Iraqi Revulsion at Car Bombings

Recent spate of devastating suicide attacks turning Iraqis against the resistance.

Iraqi Revulsion at Car Bombings

Recent spate of devastating suicide attacks turning Iraqis against the resistance.

Tuesday, 22 February, 2005

The series of car bombs earlier this week that killed dozens of civilians on the first day of the holy month of Ramadan seems to have inexorably altered the view of Iraqis about the resistance to America's occupation.


An angry Iraqi street generally feels that the recent spate of attacks are intended to keep the country unstable and on its knees. An oft-heard refrain runs, "They cannot bear to see us stand on our feet"; a reference to the foreign Islamic militants - supported by former Ba'athists - who are assumed to be the perpetrators of the attacks.


In the working class Bayyia district west of Baghdad, a bustling market lit by a bank of fluorescent lights heaves with people out shopping after breaking their Ramadan fast.


Some were testing new and second-hand cars brought from Jordan and Syria. "They are not just exporting cars," said a salesman who did not want to be named. "They are also sending suicide bombers and criminals."


He is dressed in the traditional long white Arab robe. Before the American invasion, he wore the uniform of the Special Republican Guard - for 17 years he was one of Saddam's many bodyguards.


"When I hear an attack against the Americans or their dogs, the Iraqi police, I get very excited," he said. "But killing children and innocent people is not acceptable."


Earlier in the month, a vendor came and sold CDs with songs of praise for Saddam to many of the car dealers, said Ahmad Hussein, a ministry of trade employee who sells cold cans of soda pop in the car lot after his normal office hours.


Referring to Saddam's war with the Americans, one song goes, "You just start it and your men will do the rest." Until last week, many of the salesmen were playing the song in their shops. "They even had Saddam's posters in their offices," said Hussein.


But the mood in the car lot recently changed. "They used to openly support the resistance, but not anymore," he went on. "The new waves of attacks have silenced them all."


Near the centre of the district, on a main shopping street, tea shops are crowded with men sipping sweet black tea and smoking their first cigarettes after a long day of fasting.


The men are irritated with the American way of handling security in their country, angry at the resistance and even more enraged with neighbouring states, who they say are encouraging Islamic militants to settle their scores with the US on Iraqi soil.


Pointing to a pond of sewage water beside the street, Jasim Ali, the tea shop owner, asks rhetorically, "What did the Americans do for us?


"Not only are public services are bad. Our security has also been compromised."
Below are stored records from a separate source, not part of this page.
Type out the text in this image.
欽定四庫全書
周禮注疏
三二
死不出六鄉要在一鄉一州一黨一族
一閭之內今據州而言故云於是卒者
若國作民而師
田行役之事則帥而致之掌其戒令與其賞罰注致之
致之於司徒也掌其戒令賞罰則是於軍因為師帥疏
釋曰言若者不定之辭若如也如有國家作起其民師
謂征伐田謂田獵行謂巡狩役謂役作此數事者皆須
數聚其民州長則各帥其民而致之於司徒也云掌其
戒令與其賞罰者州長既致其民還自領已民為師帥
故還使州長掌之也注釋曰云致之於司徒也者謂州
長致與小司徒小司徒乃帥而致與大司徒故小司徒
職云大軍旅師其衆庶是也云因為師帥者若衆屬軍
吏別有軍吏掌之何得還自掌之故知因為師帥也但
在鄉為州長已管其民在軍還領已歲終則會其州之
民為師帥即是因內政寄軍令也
His views were echoed by school teacher Mudhir Ulayan, who says the Americans parade their armour in the streets to enforce law and order, only to become magnets for attacks. "The job of the Iraqi police has become protecting the Americans and not protecting us," he said. "It makes them look like guard dogs."


Hashim Ali, who has a degree in history, agrees. "What do they [the Americans] know about our streets?" he asked. "They are insulting us. We can defend our streets, but they don't let us."


The men, however, direct more anger at the opponents of the American presence in Iraq. "They are cowards," shopkeeper Hussein Muhsin says of the resistance.


He says that people in what is today called the Sunni triangle of Iraq "did not fire a single bullet" when the Americans came in April. "They handed over their cities then, and they are using these cowardly tactics now," he said, referring to the former Ba'athists and their Islamic militant allies.


But they reserve most of their wrath for the latter, who are widely believed to be staging the car bombings.


In the run-up to the war, thousands of Syrian and volunteers from other Arab countries turned up in Iraq in preparation for a Jihad against the Americans.


These Jihadis were amongst the last to hold out against the US forces, Muhsin says. But after the fall of the regime, they went into hiding, appearing only to launch suicide attacks that largely kill civilian Iraqis.


"They have turned our country into a battle ground between them and the Americans," he said.


He believes that neighbouring countries are sending these fighters so the situation in Iraq worsens, and so that the Americans will be less inclined to target them later, "It's a foreign plot. They do not want to see us successful."


The most recent attacks have been directed at Iraqi police stations, just as local enforcers are beginning to win public respect. "Now that the police have started to stop crime and managed to restore some order, they are targeting them," said Jasim Ali. "They have the Golan Heights to liberate. It is our business to free ourselves."


Ulayan thinks that unless something is done to stop the foreign fighters coming into the country, US forces will have to pull out and everyone will take the law into their own hands. "If the Americans do not control the border, and leave the cities to us," he said, "the volcano will erupt and everything will be burnt."


Hiwa Osman is an IWPR editor/trainer in Iraq.